University of Florida, USA
Title: Brain reward functional connectivity during resting state in animal models
Marcelo Febo completed his PhD at the University of Puerto Rico Medical School and postdoctoral studies at the University of Massachusetts Medical Center. His work focuses on measuring in vivo functional and structural changes in the rat brain following chronic drug exposure. Over the past decade he has pursued this goal through the use of high field functional magnetic resonance imaging in awake rats and mice. He has been funded early in his career by the National Institute on Drug Abuse to examine the relationship between cocaine sensitization and alterations in maternal brain activity. He is presently Program Director of Translational Research Imaging at the University of Florida Brain Institute and is also a faculty member of the Department of Psychiatry.

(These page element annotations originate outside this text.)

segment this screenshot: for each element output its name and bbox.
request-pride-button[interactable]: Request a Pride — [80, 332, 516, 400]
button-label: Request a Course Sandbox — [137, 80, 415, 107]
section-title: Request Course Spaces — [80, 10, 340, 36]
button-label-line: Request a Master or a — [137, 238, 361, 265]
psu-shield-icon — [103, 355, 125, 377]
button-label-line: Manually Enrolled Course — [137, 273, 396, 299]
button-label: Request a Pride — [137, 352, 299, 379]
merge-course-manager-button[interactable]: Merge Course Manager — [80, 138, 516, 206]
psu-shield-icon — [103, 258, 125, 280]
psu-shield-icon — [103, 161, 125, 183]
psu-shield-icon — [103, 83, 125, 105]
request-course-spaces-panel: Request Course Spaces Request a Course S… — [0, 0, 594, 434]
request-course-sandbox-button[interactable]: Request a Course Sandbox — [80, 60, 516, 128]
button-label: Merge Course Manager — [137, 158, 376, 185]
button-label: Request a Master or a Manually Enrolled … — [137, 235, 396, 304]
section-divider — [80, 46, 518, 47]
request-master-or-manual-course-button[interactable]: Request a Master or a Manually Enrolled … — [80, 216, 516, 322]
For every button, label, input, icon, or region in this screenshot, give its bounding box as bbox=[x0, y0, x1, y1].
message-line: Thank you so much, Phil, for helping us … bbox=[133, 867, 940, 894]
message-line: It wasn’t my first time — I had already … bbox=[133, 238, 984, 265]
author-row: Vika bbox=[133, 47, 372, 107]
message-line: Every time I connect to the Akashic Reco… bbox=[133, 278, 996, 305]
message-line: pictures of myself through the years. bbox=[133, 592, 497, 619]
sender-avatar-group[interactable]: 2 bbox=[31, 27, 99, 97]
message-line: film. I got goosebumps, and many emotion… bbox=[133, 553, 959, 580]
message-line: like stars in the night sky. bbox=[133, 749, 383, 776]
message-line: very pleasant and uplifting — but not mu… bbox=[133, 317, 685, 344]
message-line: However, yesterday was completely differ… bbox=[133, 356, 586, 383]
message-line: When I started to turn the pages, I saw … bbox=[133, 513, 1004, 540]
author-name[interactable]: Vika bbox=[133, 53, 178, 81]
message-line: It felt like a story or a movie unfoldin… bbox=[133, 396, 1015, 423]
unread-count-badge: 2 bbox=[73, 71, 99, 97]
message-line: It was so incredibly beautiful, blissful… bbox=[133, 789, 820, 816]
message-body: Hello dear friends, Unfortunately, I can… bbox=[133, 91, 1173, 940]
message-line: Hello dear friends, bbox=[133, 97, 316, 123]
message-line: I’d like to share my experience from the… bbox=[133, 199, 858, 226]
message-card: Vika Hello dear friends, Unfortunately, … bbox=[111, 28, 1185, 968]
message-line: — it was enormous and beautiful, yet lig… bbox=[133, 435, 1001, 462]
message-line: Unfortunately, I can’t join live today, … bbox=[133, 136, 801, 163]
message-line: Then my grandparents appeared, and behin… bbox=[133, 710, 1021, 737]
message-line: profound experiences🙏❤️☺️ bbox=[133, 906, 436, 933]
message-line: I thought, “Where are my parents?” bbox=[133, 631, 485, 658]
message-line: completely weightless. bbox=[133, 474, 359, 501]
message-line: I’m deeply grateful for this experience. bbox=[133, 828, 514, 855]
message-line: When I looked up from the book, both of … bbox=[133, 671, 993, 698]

There is a growing literature supporting alterations in the functional interactions between multiple brain regions in addiction. Result from many study points beyond the mesolimbic system shows important associations between reward regions and areas of the brain regulating memory, emotions, habit formations, and cognitive functions. These areas include prefrontal cortical subregions, hippocampal and parahippocampal areas and anterior thalamic nuclei along with dorsal striatum. Our laboratory has applied a variety of experimental paradigms using functional MRI in rats to investigate putative neural circuits of drug and natural reward. Key to the strategy for examining brain function has been the use of techniques to image the unanesthetized rats. The initial work examined the direct pharmacodynamic actions of cocaine in the male and female rat brain. These studies provided an initial insight into the use of pharmacological MRI in awake rats and the regions directly activated by cocaine. In follow up experiments discussed at the conference, we explore interactions between sex and responsivity to cocaine, epigenetic modulation of cocaine-induced neuroadaptations. More recently we have used other methods to examine neuronal activity changes more directly with manganese enhanced MRI (MEMRI) and resting state functional connectivity analysis. The latter methods, along with the traditional fMRI techniques are gradually piecing together important properties of drug-induced changes in functionality in the in vivo rodent brain that can be used to guide the development of treatments.